Texas brags (again)

(Apr-10-2012) After writing about Texas, the Lone Star State, for two weeks now, I have received some delightful pieces of information about the state I call home. Ted and I also took a few days off and toured the beautiful Hill Country of Texas. All of the locals we spoke to in Burnet, Marble Falls, around lakes LBJ, Inks, and Buchanan, Llano, Leander, Mason County, and Enchanted Rock assured us that the bluebonnets were the prettiest they had been in over a decade. We had assumed that because of the drought, the spring flowers would not be as plentiful or as beautiful as they might have been. We were wrong.
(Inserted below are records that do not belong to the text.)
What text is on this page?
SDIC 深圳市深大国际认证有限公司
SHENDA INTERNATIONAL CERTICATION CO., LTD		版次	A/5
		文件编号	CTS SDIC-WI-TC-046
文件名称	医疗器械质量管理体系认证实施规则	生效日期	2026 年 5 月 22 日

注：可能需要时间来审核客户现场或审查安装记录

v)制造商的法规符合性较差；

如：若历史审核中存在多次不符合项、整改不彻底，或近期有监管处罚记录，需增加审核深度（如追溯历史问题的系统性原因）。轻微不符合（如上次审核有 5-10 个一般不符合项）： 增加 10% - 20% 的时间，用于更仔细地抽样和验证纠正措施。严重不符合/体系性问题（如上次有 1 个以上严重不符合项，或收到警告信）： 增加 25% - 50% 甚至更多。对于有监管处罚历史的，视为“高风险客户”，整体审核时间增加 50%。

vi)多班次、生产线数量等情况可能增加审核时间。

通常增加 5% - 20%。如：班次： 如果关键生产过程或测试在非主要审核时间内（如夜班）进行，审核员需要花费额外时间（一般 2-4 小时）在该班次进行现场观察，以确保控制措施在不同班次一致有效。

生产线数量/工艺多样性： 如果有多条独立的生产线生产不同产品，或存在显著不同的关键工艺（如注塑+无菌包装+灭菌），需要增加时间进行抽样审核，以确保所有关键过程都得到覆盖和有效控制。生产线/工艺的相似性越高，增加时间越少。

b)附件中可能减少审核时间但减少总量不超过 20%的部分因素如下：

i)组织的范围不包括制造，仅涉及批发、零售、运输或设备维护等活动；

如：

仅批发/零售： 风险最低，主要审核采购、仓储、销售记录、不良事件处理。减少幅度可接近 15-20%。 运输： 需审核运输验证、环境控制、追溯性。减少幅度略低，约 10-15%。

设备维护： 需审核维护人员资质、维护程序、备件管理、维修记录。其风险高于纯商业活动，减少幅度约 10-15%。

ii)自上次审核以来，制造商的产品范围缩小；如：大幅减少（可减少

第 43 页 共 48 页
One of the men we met on the trip said that the rains came at just the right time (isn’t that just like God?) and that his 50-acre field was the most magnificent he had ever seen it since he had been planting the awesome flowers for folks to enjoy. While we were there, near Leander, Texas, car after car stopped for folks to bring children and adults to get their photos made in the huge field of blue. We joined in the fun and a kind resident stepped up and said, “Would you two like me to take your photo together in the bluebonnets?” What a nice gesture and we accepted right away. That’s something else I have learned about Texas. Folks simply are friendly and they do what seems right at the moment for the most part. It might do to add that they are not shy either. If they think their idea is better than yours, they will let you know that, too.

One of the highlights of our fifth wedding anniversary trip was why Ted planned to go to the Hill Country in the first place. He learned while living in Austin some years ago that the State of Texas Legislature had enacted a bill naming the Texas topaz the state gem. Two years later, the Legislature had named the Lone Star Cut as the gem cut of the state. Both are approved and fairly rare. A gem cutter has to know how to get the depth of the star, not just in outline form, but showing the complete image of the state seal. Ted had ordered such a cut into a Mason County topaz for a beautiful ring and we were to pick it up in Leander, a charming little Hill Country town. We met the jeweler and had the ring sized and the setting decided, and on Sunday, we drove to Mason County where the actual stone was dug from Texas soil. I can’t wait to get it on my finger.

Unlike the old Holiday Inn slogan, I love surprises, and this turned out to be a rare and beautiful one. I did not even know that the clear topaz, with a slight blue tint, was the official state gem and that it was dug in Mason County. The jeweler also had blue topaz, but they were from Brazil and I wanted the Texas one. Every week I am discovering new and wonderful things about this giant state.

A friend in Florida sent me a book printed in 1945 about Texas, and I am having a ball reading the information contained in it. The collections were done by John Randolph and the illustrations by Mark Storm. The Anson Jones Press in Houston printed the small book. I realize that some of the information may have been updated by now, but it is still fun to contemplate.

Texas covers 263,644 square miles. If you fold Texas northward, Brownsville will be 120 miles into Canada. Fold it eastward and El Paso will be 40 miles into the Atlantic. Fold it westward and Orange will be 215 miles into the Pacific. Texas is both in the South and in the West, but Texans are neither Southerners nor Westerners. They are TEXANS, which is God’s plenty in itself.

Firsts in Texas include petroleum, gas, carbon black, helium, sulphur, beef cattle, onions, spinach, pecans, mohair, salt beds, cotton, sheep, roses, mutton, goats, wool, mules, turkeys, hides, railroad mileage, pipe line mileage, watermelons, and tall tales.

To see God’s true handiwork, visit Texas during the spring to see the more than 4,000 varieties of wildflowers. The Hill Country is the perfect canvas for this beauty. Tyler, Texas is the rose garden of America and produces more than a third of all US rosebushes. Six to seven million are shipped annually (and remember this book was compiled in 1945).

Let’s learn to be aware of all of God’s bountiful creation and the beauty all around us. I do not personally want to grow old and realize I have seen what was there, experienced what God provided, and shared it with my friends. God bless Texas.